The Egg & I — founded in 1987 in Fort Collins, Colorado — is a chain known for its laid back dining atmosphere. Like First Watch, it does not serve alcohol, and the hours are limited from 6 a.m. until 2 p.m. most days. Most of its restaurants also offer private meeting rooms.

“The culture of both companies is very similar,” said Chris Tomasso, First Watch’s chief marketing officer. “The deal made perfect sense to us in a lot of ways. The top priority being that we would immediately and significantly expand our scope and reach.”

The Egg & I has eight restaurants in Florida, the closest to Southwest Florida in Riverview, south of Tampa

“First Watch doesn’t consider themselves competition with big chains,” said Brian Connors, of Conners Davis Hospitality, a global food and beverage consulting firm based in Fort Lauderdale. “Instead, they think of the chef-driven local concepts and mom-and-pop restaurants as competition.”

Owned by franchisees
Like First Watch, The Egg & I company has a strong recruitment of franchisee owners.

Each franchisee-owned restaurant generates nearly $1 million in sales each year, according to The Egg & I’s franchise inquiry packet. The cost to get started ranges from $120 to $160 per square foot.

The Egg & I has accumulated a number of accolades through the years, including a No. 12 on a list of the fastest-growing chains in the Technomic, and third on a list of the fastest-growing full-service restaurants.

“It was always apart of our strategy, that if the right deal came along, we would sell,” CEO Don Lamb said. “But it had to be right for our associates, our customers and our franchisee owners. First Watch is that right deal.”
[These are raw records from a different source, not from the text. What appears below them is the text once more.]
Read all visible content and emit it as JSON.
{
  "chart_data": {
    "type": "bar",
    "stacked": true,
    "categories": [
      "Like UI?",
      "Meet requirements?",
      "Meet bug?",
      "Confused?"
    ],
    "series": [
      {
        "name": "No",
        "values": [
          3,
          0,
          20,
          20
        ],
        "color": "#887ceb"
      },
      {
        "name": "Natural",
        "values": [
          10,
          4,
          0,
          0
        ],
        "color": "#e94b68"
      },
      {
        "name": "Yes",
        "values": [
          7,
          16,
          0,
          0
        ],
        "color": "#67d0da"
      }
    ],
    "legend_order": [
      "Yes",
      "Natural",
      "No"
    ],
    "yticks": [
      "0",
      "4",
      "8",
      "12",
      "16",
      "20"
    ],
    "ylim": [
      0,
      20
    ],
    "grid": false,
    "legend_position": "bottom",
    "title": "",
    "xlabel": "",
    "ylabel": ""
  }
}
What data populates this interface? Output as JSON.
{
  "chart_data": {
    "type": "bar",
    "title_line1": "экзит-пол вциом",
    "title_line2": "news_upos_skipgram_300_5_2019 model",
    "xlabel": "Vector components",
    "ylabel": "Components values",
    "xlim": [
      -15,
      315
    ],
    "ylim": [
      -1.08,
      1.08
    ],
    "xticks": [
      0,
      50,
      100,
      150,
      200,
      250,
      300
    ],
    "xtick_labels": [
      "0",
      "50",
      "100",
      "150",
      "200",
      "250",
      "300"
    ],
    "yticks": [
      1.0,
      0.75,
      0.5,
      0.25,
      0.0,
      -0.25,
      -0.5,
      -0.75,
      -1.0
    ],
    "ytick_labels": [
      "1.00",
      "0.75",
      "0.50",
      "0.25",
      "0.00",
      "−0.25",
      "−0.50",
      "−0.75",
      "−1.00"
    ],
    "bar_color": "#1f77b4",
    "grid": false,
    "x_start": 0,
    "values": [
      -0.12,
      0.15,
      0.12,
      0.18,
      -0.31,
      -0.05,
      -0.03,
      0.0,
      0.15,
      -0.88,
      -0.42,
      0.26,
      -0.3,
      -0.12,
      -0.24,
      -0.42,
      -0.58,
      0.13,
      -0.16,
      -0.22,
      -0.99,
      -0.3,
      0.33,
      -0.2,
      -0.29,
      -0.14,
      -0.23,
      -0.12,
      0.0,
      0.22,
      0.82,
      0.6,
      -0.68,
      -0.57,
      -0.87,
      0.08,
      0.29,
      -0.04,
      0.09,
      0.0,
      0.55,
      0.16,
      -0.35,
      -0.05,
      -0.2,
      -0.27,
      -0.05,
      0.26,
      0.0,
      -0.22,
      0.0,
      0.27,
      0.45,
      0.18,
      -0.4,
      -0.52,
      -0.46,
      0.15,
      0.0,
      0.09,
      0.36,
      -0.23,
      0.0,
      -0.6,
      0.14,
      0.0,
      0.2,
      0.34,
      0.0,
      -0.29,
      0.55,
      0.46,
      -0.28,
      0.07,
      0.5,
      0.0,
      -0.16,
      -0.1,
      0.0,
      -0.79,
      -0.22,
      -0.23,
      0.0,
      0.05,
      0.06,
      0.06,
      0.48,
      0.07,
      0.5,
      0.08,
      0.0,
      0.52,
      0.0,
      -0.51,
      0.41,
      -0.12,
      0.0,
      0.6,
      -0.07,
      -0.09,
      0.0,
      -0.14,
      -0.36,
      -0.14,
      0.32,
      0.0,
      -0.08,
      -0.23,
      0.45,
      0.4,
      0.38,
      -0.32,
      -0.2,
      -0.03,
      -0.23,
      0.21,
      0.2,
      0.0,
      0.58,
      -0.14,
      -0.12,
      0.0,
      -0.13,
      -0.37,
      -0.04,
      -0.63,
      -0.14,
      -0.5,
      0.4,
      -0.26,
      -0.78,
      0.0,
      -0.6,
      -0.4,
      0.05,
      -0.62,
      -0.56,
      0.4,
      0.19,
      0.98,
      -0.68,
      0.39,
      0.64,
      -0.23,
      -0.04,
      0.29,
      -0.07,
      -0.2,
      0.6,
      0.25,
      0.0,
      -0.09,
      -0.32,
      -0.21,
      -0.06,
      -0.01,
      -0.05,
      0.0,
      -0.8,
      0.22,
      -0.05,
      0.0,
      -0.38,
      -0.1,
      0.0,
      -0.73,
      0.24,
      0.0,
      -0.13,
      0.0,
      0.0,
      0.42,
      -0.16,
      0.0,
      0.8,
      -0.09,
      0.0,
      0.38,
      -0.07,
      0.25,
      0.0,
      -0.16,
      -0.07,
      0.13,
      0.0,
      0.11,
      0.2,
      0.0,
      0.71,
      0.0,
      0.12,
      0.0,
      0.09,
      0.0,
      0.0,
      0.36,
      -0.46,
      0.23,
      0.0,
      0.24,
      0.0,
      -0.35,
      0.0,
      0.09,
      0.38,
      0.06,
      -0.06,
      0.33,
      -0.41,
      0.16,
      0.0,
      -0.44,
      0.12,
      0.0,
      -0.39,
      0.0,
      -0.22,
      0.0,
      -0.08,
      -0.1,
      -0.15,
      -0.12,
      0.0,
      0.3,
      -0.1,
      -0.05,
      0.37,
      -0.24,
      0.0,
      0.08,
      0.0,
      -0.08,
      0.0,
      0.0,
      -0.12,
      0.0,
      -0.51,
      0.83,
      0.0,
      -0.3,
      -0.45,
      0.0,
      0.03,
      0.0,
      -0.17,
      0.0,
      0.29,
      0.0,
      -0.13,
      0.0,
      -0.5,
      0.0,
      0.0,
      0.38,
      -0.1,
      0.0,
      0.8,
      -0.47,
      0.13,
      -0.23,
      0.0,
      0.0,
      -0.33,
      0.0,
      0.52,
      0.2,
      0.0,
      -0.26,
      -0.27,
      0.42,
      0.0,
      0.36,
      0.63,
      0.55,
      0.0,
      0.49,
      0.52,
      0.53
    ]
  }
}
First Watch has been on a growth trajectory since 2011, when the chain was acquired by Los Angeles-based private-equity firm Freeman, Spogli & Co. It was the second time in the company’s history that it sought out private equity. The first acquisition was in 2004.
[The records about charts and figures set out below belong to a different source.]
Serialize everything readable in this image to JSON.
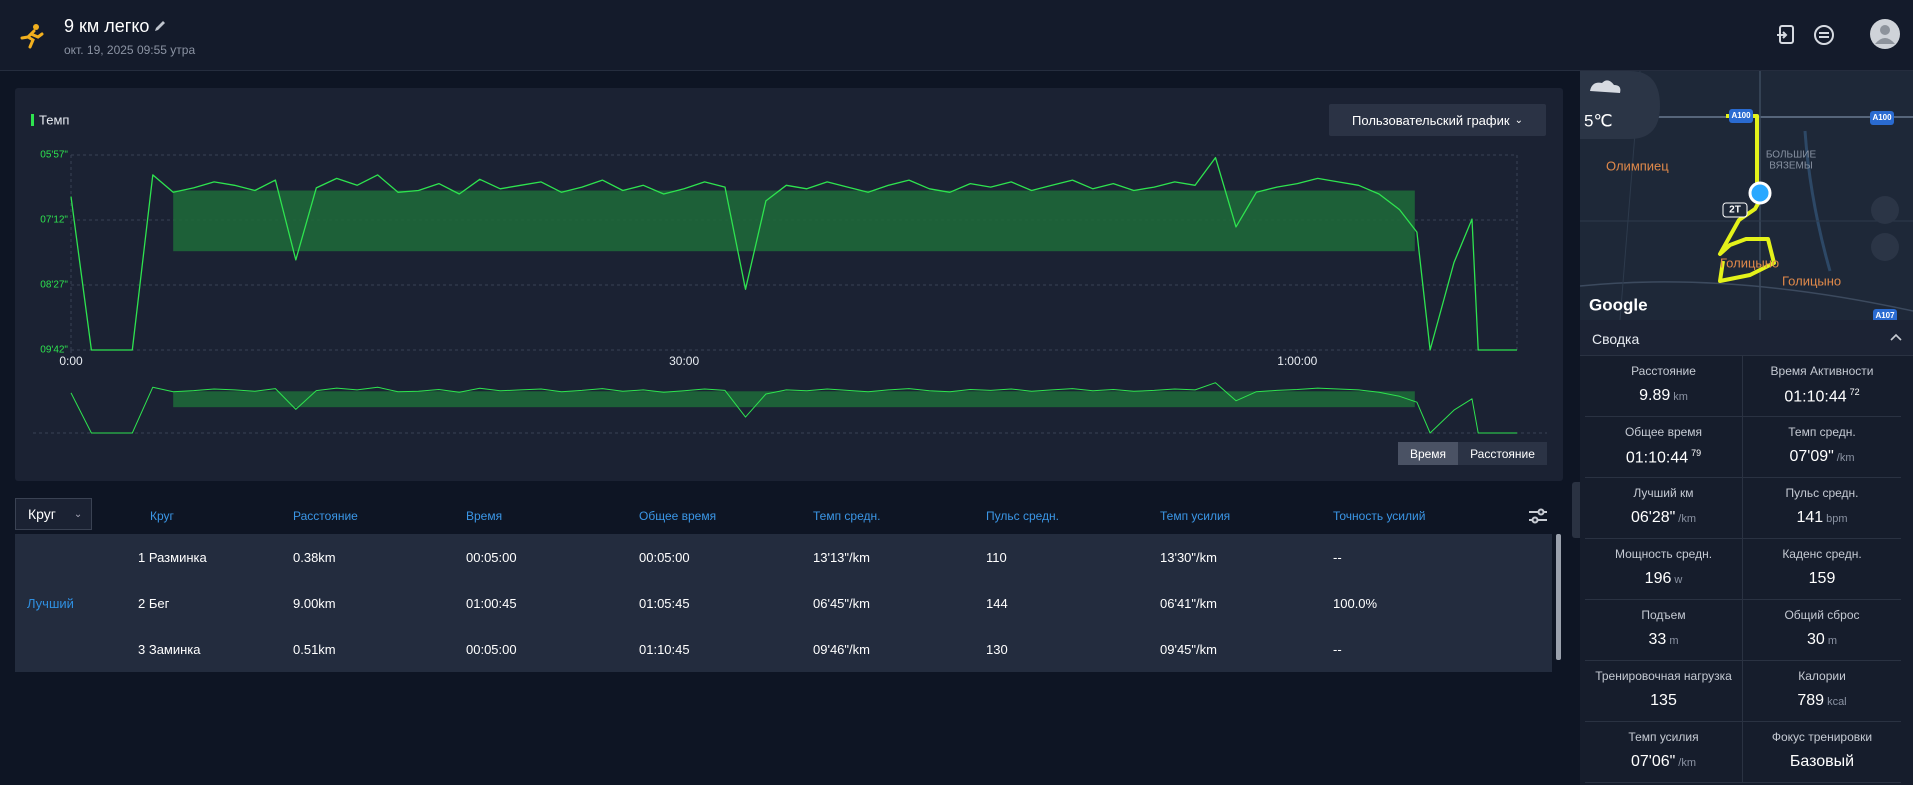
{
  "header": {
    "title": "9 км легко",
    "date": "окт. 19, 2025 09:55 утра"
  },
  "chart_data": {
    "type": "line",
    "title": "Темп",
    "button": "Пользовательский график",
    "x": [
      0,
      60,
      120,
      180,
      240,
      300,
      360,
      420,
      480,
      540,
      600,
      660,
      720,
      780,
      840,
      900,
      960,
      1020,
      1080,
      1140,
      1200,
      1260,
      1320,
      1380,
      1440,
      1500,
      1560,
      1620,
      1680,
      1740,
      1800,
      1860,
      1920,
      1980,
      2040,
      2100,
      2160,
      2220,
      2280,
      2340,
      2400,
      2460,
      2520,
      2580,
      2640,
      2700,
      2760,
      2820,
      2880,
      2940,
      3000,
      3060,
      3120,
      3180,
      3240,
      3300,
      3360,
      3420,
      3480,
      3540,
      3600,
      3660,
      3720,
      3780,
      3840,
      3900,
      3951,
      3990,
      4060,
      4113,
      4131,
      4245
    ],
    "series": [
      {
        "name": "Темп",
        "color": "#2ee34f",
        "values": [
          405,
          582,
          582,
          582,
          380,
          400,
          395,
          388,
          392,
          398,
          386,
          478,
          395,
          384,
          392,
          380,
          400,
          398,
          390,
          402,
          385,
          396,
          392,
          388,
          400,
          394,
          386,
          398,
          392,
          402,
          396,
          388,
          394,
          512,
          410,
          392,
          396,
          388,
          394,
          400,
          392,
          386,
          396,
          400,
          390,
          394,
          388,
          398,
          392,
          386,
          396,
          390,
          398,
          394,
          388,
          392,
          360,
          440,
          400,
          394,
          390,
          384,
          388,
          392,
          402,
          420,
          446,
          582,
          481,
          431,
          582,
          582
        ]
      }
    ],
    "target_zone": {
      "x": [
        300,
        3945
      ],
      "y": [
        398,
        468
      ],
      "color": "#1d6b39"
    },
    "xlim": [
      0,
      4245
    ],
    "ylim": [
      582,
      357
    ],
    "xticks": [
      {
        "value": 0,
        "label": "0:00"
      },
      {
        "value": 1800,
        "label": "30:00"
      },
      {
        "value": 3600,
        "label": "1:00:00"
      }
    ],
    "yticks": [
      {
        "value": 357,
        "label": "05'57\""
      },
      {
        "value": 432,
        "label": "07'12\""
      },
      {
        "value": 507,
        "label": "08'27\""
      },
      {
        "value": 582,
        "label": "09'42\""
      }
    ],
    "grid": true,
    "modes": [
      "Время",
      "Расстояние"
    ]
  },
  "laps": {
    "dropdown": "Круг",
    "columns": [
      "Круг",
      "Расстояние",
      "Время",
      "Общее время",
      "Темп средн.",
      "Пульс средн.",
      "Темп усилия",
      "Точность усилий"
    ],
    "rows": [
      {
        "cells": [
          "1 Разминка",
          "0.38km",
          "00:05:00",
          "00:05:00",
          "13'13\"/km",
          "110",
          "13'30\"/km",
          "--"
        ]
      },
      {
        "tag": "Лучший",
        "cells": [
          "2 Бег",
          "9.00km",
          "01:00:45",
          "01:05:45",
          "06'45\"/km",
          "144",
          "06'41\"/km",
          "100.0%"
        ]
      },
      {
        "cells": [
          "3 Заминка",
          "0.51km",
          "00:05:00",
          "01:10:45",
          "09'46\"/km",
          "130",
          "09'45\"/km",
          "--"
        ]
      }
    ]
  },
  "map": {
    "temperature": "5℃",
    "labels": [
      "Олимпиец",
      "БОЛЬШИЕ",
      "ВЯЗЕМЫ",
      "Голицыно",
      "Голицыно",
      "2Т",
      "A100",
      "A100",
      "A107"
    ],
    "attribution": "Google"
  },
  "summary": {
    "title": "Сводка",
    "items": [
      {
        "label": "Расстояние",
        "value": "9.89",
        "unit": "km"
      },
      {
        "label": "Время Активности",
        "value": "01:10:44",
        "sup": "72"
      },
      {
        "label": "Общее время",
        "value": "01:10:44",
        "sup": "79"
      },
      {
        "label": "Темп средн.",
        "value": "07'09\"",
        "unit": "/km"
      },
      {
        "label": "Лучший км",
        "value": "06'28\"",
        "unit": "/km"
      },
      {
        "label": "Пульс средн.",
        "value": "141",
        "unit": "bpm"
      },
      {
        "label": "Мощность средн.",
        "value": "196",
        "unit": "w"
      },
      {
        "label": "Каденс средн.",
        "value": "159"
      },
      {
        "label": "Подъем",
        "value": "33",
        "unit": "m"
      },
      {
        "label": "Общий сброс",
        "value": "30",
        "unit": "m"
      },
      {
        "label": "Тренировочная нагрузка",
        "value": "135"
      },
      {
        "label": "Калории",
        "value": "789",
        "unit": "kcal"
      },
      {
        "label": "Темп усилия",
        "value": "07'06\"",
        "unit": "/km"
      },
      {
        "label": "Фокус тренировки",
        "value": "Базовый"
      }
    ]
  }
}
Prior to the acquisition of The Egg & I, First Watch had more than 120 restaurants in 17 states, including 45 in Florida and 20 restaurants under The Good Egg name in Arizona.

“First Watch is in a space that’s trending,” Tristano said. “They are as nationally known as anyone else. They’ve looked for the right opportunities to expand and have aggressively acquired reach chains and rebranded them.”

The Southwest Florida company bought Nashville, Tennessee-based Bread & Co., late last year, which included two restaurants and all the company’s recipes, marks and intellectual property.

In January, First Watch signed its largest franchise development agreement to date: 15 restaurants in the Dallas-Fort Worth market in the next five years.

The deal will be the chain’s debut in Texas, with the first restaurant to open at the end of this year.

“Chains in this sector grow pretty quickly and there’s a lot of opportunity for continued growth,” Tristano said.
First Watch began in California in 1983, but, by 1986, the chain moved to Southwest Florida.

Pendery, the CEO, had owned restaurants in Denver and other markets with founder, John Sullivan, before. Both agreed that Florida was a smart place to start a new venture.

“And to raise a family,” Pendery said.

First Watch plans to have 300 restaurants open around the country by 2017, which does not include those under The Egg & I name.

First Watch will maintain its corporate headquarters in University Park in a Benderson Development Co.-owned office park.
The restaurant company, which moved to the space off Cooper Creek Boulevard in late 2011, already has outgrown it and is looking to expand into nearby unoccupied space in the same park.

First Watch also will maintain The Egg & I’s corporate headquarters in Denver, Colorado.

“As you grow, the challenge lies in the scale. It’s harder to keep the same quality and service when your cost is increasing,” Connors said. “You know it’s the right thing to do but it’s not always the easiest.”